À reportagem, Vivo e TIM disseram que o SindiTelebrasil (Sindicato Nacional das Empresas de Telefonia e de Serviço Móvel Celular e Pessoal) falaria em nome de todas as operadoras. A Claro não respondeu aos chamados.
O sindicato se pronunciou por nota. "O setor de telecomunicações recebeu com surpresa a decisão", afirma. "Para o SindiTelebrasil, a medida é desproporcional, já que para conseguir informações de um número reduzido de pessoas, negadas pela proprietária do WhatsApp, decidiu-se suspender o serviço em todo o País."
O delegado piauiense contra-argumenta: "Desproporcional é um aplicativo vir não sei de onde, ser instalado aqui e a polícia ter que ficar em silêncio. A decisão não só não é exagerada como tem amparo legal", diz.
A nota das operadoras prossegue: "O SindiTelebrasil entende que a medida pode causar um enorme prejuízo a milhões de brasileiros que usam os serviços, essenciais em muitos casos para o dia a dia das pessoas, inclusive no trabalho".
Privacidade x prevenção
Adeptos do "zap-zap", como o aplicativo é conhecido por muitos brasileiros, estão divididos em relação ao imbróglio.
A leitora Thayse Amorim defende a decisão judicial: "Não colabora com a Justiça, tem que bloquear mesmo. Ainda mais em casos tão graves como pedofilia", escreveu, via Facebook.
Ícaro Marques concorda: "Eu 'acho' que pedofilia não é liberdade de expressão, então...".
Mas há quem classifique o episódio como "autoritarismo".
"Acho o cúmulo do autoritarismo, por ventura na Internet como um todo não há vídeos de pedofilia? Por que não suspendem logo toda a Internet então? Na verdade o Governo é uma praga que tem a necessidade de controlar tudo e todos", escreveu o internauta Gill Motta no perfil da BBC Brasil no Facebook.
A leitora Rachel Marques concorda: "Autoridades não podem ter acesso às conversas particulares assim, aleatoriamente. Isso viola nosso direito à liberdade de expressão e à privacidade", disse. "Tô do lado do Whatsapp nessa."

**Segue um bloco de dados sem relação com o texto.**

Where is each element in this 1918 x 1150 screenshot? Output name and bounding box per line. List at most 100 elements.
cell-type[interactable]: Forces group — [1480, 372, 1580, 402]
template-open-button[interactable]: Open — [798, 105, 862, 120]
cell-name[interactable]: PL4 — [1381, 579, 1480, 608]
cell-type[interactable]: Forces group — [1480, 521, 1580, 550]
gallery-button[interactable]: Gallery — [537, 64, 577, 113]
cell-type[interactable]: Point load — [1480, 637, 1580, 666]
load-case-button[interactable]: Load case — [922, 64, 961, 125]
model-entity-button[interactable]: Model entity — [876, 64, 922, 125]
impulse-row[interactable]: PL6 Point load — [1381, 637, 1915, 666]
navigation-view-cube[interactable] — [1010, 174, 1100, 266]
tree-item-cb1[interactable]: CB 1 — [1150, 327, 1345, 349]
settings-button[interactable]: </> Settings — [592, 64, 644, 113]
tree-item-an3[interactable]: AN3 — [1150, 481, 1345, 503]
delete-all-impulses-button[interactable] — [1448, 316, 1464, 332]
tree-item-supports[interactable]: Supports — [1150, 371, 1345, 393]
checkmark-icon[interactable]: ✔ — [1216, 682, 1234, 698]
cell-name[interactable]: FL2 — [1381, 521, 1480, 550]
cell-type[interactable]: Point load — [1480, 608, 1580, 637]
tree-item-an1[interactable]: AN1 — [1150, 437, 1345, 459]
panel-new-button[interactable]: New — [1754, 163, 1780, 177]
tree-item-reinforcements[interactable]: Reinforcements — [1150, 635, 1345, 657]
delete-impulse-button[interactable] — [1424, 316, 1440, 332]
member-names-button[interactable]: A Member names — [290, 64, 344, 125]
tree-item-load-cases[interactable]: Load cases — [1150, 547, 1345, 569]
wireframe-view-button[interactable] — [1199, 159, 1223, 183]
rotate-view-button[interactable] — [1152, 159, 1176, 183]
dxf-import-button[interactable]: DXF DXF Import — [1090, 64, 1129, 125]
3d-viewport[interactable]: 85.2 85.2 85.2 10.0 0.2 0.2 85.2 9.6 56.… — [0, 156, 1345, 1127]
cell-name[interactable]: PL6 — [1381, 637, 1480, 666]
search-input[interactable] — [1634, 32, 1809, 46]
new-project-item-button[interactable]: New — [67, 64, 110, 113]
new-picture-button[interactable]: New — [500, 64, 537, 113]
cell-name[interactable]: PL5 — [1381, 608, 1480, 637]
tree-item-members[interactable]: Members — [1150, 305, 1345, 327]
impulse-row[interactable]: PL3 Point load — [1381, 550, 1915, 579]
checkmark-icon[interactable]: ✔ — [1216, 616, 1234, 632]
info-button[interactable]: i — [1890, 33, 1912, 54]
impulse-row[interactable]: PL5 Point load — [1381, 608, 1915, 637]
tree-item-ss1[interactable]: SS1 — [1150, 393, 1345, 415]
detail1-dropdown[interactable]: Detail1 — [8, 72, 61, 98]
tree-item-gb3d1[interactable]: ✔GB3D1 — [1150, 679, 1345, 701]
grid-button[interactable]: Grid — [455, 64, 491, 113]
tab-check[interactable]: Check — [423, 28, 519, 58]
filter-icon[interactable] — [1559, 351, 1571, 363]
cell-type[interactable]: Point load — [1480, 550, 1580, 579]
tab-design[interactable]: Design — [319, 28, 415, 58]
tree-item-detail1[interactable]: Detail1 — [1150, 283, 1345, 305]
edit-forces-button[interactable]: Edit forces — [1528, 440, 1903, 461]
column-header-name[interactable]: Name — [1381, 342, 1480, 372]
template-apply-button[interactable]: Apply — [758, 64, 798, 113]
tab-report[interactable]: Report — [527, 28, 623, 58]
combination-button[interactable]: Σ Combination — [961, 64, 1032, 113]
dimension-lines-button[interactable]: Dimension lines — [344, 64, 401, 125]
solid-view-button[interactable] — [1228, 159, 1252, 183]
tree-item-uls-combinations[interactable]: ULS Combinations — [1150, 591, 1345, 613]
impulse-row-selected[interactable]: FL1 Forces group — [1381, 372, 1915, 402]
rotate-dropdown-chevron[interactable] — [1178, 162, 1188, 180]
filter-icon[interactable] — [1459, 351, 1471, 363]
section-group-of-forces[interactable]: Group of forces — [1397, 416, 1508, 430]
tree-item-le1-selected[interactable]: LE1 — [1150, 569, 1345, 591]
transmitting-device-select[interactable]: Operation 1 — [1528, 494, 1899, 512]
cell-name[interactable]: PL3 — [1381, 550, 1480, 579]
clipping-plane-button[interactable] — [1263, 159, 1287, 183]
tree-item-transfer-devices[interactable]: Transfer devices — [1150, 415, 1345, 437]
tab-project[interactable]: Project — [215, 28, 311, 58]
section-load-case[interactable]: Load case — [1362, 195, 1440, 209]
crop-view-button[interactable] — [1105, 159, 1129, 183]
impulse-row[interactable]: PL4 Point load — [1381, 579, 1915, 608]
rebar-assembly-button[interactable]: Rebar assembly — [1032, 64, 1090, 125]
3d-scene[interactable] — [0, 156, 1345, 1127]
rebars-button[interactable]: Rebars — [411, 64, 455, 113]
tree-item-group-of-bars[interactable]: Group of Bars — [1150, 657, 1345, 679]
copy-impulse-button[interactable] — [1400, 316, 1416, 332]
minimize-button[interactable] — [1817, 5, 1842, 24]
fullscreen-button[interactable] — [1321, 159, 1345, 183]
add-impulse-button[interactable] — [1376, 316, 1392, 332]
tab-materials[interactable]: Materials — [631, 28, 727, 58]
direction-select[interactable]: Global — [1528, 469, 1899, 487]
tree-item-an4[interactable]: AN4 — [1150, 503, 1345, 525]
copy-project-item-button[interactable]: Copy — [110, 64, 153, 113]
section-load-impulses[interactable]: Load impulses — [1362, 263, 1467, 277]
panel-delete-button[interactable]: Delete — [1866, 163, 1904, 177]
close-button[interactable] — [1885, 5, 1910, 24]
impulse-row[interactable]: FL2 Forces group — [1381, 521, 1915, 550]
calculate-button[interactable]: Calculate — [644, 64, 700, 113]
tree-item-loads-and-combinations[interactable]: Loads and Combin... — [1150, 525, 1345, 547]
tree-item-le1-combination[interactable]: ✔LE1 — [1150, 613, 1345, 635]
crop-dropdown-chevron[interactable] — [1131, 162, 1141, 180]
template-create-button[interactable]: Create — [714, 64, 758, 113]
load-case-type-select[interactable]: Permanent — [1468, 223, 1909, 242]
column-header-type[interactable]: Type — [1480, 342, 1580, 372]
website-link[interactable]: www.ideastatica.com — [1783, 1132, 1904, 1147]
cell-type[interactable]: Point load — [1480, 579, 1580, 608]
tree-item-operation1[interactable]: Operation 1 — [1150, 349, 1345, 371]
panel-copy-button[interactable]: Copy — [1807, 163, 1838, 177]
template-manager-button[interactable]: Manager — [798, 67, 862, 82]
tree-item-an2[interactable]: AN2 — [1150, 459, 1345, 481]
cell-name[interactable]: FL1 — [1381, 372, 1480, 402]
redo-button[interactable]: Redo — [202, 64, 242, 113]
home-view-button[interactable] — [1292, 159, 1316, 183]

Foram necessários sete anos de debate no Congresso para que fosse sancionado o Marco Civil da Internet, conjunto de regras que regem a conduta dos usuários online.
O texto final foi aprovado pela presidente Dilma Rousseff em abril de 2014 e prevê proibição ao acesso de terceiros "a dados, correspondências ou comunicação" pela rede.
A ideia é garantir a liberdade de expressão e a proteção da privacidade e dos dados pessoais.
Apesar de resguardar o direito de expressão dos internautas, o Marco Civil indica que casos de racismo, pedofilia e violência devem ser tratados com rigidez e que estes conteúdos podem ser excluídos sem ordem judicial.
"Após a recusa na colaboração [pelo Whastapp], o que nos restou foi solicitar a suspensão das atividades até que a ordem da Justiça seja cumprida", disse o delegato Barreto.
"A legislação prevê tudo isso. Criminosos estão usando a ferramenta e a polícia não pode ficar inerte."